Il Consiglio dei ministri, su proposta del Ministro per i Beni e le Attività Culturali e per il Turismo, Dario Franceschini, istituisce la giornata nazionale in onore di Dante Alighieri, il sommo poeta autore della Divina Commedia.

“Ogni anno, il 25 marzo, data che gli studiosi riconoscono come inizio del viaggio nell’aldilà della Divina Commedia – spiega – si celebrerà il Dantedì. Una giornata per ricordare in tutta Italia e nel mondo il genio di Dante con moltissime iniziative che vedranno un forte coinvolgimento delle scuole, degli studenti e delle istituzioni culturali”. “A un anno dalle celebrazioni dei 700 anni dalla morte di Dante – ha aggiunto Franceschini – sono già tanti i progetti al vaglio del Comitato per le celebrazioni presieduto dal prof. Carlo Ossola. Dante – ha concluso Franceschini – ricorda molte cose che ci tengono insieme: Dante è l’unità del Paese, Dante è la lingua italiana, Dante è l’idea stessa di Italia”.

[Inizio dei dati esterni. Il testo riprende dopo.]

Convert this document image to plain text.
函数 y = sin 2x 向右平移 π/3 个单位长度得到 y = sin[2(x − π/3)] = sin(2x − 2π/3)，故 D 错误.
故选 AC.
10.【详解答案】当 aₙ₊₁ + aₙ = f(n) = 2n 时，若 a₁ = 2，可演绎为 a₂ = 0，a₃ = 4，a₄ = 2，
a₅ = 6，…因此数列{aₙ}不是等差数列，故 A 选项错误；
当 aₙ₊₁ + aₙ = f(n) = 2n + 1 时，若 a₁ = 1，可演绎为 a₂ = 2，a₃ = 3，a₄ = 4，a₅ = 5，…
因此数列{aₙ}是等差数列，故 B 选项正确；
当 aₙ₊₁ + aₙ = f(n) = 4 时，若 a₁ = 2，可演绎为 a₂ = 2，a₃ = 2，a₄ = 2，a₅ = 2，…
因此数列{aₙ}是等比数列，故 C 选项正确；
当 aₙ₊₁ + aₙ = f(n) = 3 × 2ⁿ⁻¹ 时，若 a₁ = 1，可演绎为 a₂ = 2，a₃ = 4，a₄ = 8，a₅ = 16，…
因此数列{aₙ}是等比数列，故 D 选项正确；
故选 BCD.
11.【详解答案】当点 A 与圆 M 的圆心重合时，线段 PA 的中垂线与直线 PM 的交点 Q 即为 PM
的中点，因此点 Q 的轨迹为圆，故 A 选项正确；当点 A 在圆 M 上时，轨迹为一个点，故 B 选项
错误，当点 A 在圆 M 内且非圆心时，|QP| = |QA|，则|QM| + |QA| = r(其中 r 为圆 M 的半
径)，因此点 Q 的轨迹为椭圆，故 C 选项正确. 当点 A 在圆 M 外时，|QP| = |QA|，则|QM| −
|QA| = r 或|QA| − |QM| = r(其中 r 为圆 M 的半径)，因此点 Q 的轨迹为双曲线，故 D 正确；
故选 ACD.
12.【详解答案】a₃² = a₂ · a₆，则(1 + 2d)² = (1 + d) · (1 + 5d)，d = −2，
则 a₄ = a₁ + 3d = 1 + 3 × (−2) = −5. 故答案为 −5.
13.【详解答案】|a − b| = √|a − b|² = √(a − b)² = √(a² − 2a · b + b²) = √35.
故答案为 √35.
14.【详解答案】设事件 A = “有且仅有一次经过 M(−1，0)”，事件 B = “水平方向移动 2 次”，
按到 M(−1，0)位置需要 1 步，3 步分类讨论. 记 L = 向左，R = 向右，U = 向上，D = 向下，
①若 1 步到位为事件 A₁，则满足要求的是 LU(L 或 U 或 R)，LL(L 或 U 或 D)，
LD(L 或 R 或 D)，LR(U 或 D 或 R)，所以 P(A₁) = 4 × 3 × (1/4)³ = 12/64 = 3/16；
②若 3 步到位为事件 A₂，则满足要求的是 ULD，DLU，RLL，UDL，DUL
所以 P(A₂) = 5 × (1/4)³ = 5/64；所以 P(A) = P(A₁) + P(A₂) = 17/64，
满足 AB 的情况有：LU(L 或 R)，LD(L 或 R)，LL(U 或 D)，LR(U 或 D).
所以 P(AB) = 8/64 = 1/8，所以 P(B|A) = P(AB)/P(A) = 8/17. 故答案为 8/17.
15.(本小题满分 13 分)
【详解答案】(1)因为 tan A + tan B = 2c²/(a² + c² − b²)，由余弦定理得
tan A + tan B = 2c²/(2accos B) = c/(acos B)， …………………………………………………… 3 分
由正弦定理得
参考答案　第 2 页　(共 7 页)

Per celebrare il padre della lingua italiana il 25 Marzo 2020 si celebra la prima edizione del Dantedì, data nella quale, gli studiosi, individuano come inizio del viaggio ultraterreno della Divina Commedia. Vari e preziosi contributi per la giornata dedicata a Dante, l’obiettivo è quello di coinvolgere le Istituzioni al fine di richiamare l’attenzione su uno dei simboli più rappresentativi della nostra cultura, riconosciuto non solo nel nostro Paese.

Dante Alighieri nasce a Firenze, tra il 21 maggio e il 21 giugno 1265. È stato un poeta, scrittore e politico italiano. Il nome “Dante”, secondo la testimonianza di Jacopo Alighieri, è un ipocoristico di Durante. Nei documenti era seguito dal patronimico Alagherii o dal gentilizio de Alagheriis, mentre la variante Alighieri si affermò solo con l’avvento di Boccaccio.

È considerato il padre della lingua italiana. La sua fama è dovuta eminentemente alla paternità della Comedìa, divenuta celebre come Divina Commedia e universalmente considerata la più grande opera scritta in lingua italiana e uno dei maggiori capolavori della letteratura mondiale. Espressione della cultura medievale, filtrata attraverso la lirica del Dolce stil novo, la Commedia è anche veicolo allegorico della salvezza umana, che si concreta nel toccare i drammi dei dannati, le pene purgatoriali e le glorie celesti, permettendo a Dante di offrire al lettore uno spaccato di morale ed etica.

Importante linguista, teorico politico e filosofo, Dante spaziò all’interno dello scibile umano, segnando profondamente la letteratura italiana dei secoli successivi e la stessa cultura occidentale, tanto da essere soprannominato il “Sommo Poeta” o, per antonomasia, il “Poeta”. Dante, le cui spoglie si trovano presso la tomba a Ravenna costruita nel 1780 da Camillo Morigia, è diventato uno dei simboli dell’Italia nel mondo, grazie al nome del principale ente della diffusione della lingua italiana, la Società Dante Alighieri, mentre gli studi critici e filologici sono mantenuti vivi dalla Società dantesca.

A partire dal XX secolo e nei primi anni del XXI, Dante è entrato a far parte della cultura di massa, mentre la sua opera e la sua figura hanno ispirato il mondo dei fumetti, dei manga, dei videogiochi e della letteratura.